Now that the hyperparameters are setup, let us prepare the handshake between our data channels and the algorithm. To do this, we need to create the `sagemaker.session.s3_input` objects from our data channels. These objects are then put in a simple dictionary, which the algorithm consumes. Notice that here we use a `content_type` as `image/jpeg` for the image channels and the annoation channels. Notice how unlike the [RecordIO format](https://github.com/awslabs/amazon-sagemaker-examples/blob/master/introduction_to_amazon_algorithms/object_detection_pascalvoc_coco/object_detection_recordio_format.ipynb), we use four channels here.

In [22]:
data_channels = {'train': train_data, 'validation': validation_data}

We have our `Estimator` object, we have set the hyperparameters for this object and we have our data channels linked with the algorithm. The only remaining thing to do is to train the algorithm. The following cell will train the algorithm. Training the algorithm involves a few steps.
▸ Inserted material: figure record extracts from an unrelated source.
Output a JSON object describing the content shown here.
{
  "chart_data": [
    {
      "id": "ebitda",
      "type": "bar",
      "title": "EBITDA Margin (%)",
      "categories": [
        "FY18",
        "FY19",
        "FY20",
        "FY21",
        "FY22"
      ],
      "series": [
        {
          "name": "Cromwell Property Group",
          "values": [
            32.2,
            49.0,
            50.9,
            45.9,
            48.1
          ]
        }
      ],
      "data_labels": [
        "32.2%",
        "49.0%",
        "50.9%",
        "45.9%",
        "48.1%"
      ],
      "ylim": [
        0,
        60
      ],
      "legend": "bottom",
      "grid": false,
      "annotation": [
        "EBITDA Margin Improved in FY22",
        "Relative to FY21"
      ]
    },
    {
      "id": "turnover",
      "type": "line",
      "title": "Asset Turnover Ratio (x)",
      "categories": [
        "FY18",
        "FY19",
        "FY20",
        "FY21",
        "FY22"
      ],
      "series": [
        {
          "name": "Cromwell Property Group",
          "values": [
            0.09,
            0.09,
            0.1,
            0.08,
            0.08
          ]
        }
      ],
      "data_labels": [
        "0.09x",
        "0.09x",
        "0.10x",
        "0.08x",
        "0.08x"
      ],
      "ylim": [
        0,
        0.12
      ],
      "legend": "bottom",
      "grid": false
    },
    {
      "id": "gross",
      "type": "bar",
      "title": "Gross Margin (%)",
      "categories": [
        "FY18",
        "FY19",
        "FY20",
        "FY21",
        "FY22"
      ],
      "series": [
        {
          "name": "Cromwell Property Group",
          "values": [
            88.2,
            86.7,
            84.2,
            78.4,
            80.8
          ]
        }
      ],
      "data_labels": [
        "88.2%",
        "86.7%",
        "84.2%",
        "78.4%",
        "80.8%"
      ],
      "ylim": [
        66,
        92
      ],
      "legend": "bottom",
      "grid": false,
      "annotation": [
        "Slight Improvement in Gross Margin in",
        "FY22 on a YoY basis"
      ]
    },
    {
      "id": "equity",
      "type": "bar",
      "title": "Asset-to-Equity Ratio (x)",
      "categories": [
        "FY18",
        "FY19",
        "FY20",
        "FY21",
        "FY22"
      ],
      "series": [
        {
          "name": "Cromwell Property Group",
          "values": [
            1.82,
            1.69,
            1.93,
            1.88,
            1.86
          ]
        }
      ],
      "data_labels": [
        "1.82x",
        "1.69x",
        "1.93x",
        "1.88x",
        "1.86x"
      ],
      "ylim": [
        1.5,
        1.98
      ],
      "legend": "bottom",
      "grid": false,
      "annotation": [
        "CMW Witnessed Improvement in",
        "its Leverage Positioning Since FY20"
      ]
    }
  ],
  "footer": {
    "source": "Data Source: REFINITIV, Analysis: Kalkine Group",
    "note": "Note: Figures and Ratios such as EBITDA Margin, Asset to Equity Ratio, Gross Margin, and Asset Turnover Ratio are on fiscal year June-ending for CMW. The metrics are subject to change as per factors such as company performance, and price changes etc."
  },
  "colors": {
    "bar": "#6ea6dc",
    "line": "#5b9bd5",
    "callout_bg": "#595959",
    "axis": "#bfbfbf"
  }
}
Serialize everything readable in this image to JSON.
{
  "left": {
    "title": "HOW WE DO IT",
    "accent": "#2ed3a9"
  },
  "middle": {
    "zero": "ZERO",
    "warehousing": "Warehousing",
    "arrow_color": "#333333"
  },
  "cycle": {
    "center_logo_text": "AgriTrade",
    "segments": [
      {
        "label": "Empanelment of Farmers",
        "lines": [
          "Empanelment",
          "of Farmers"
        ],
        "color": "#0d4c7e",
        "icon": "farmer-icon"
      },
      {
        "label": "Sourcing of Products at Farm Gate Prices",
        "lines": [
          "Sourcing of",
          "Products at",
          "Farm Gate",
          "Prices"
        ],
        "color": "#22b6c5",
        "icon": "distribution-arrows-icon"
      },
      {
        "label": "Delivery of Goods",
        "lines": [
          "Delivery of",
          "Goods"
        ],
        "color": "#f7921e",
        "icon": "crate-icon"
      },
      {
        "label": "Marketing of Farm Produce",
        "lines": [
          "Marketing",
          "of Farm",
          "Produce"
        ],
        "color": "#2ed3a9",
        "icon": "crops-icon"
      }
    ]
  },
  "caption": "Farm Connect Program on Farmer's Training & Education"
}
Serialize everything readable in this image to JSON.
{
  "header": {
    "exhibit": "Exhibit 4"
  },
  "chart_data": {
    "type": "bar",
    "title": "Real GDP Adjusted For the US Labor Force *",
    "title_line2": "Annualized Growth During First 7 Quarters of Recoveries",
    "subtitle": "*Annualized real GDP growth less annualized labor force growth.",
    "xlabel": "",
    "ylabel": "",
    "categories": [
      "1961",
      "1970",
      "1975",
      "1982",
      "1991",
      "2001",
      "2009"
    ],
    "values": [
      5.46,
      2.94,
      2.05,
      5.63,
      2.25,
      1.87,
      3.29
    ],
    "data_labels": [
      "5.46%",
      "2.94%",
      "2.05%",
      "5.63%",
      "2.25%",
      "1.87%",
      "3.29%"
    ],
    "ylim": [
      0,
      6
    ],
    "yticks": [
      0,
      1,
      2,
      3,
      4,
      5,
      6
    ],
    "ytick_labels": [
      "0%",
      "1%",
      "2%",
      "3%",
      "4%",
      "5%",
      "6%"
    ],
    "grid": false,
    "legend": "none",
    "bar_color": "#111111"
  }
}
Firstly, the instances that we requested while creating the `Estimator` classes are provisioned and are setup with the appropriate libraries. Then, the docker container with the training code is downloaded to the instance. Once this is done, the training job begins. Using `pipe` input mode, the input data will be streamed to the instance as training happens. The data logs will also print out Mean Average Precision (mAP) on the validation data, among other losses, for every run of the dataset once or one epoch. This metric is a proxy for the quality of the algorithm. 

Once the job has finished a "Job complete" message will be printed. The trained model can be found in the S3 bucket that was setup as `output_path` in the estimator.

In [None]:
od_model.fit(inputs=data_channels, logs=True)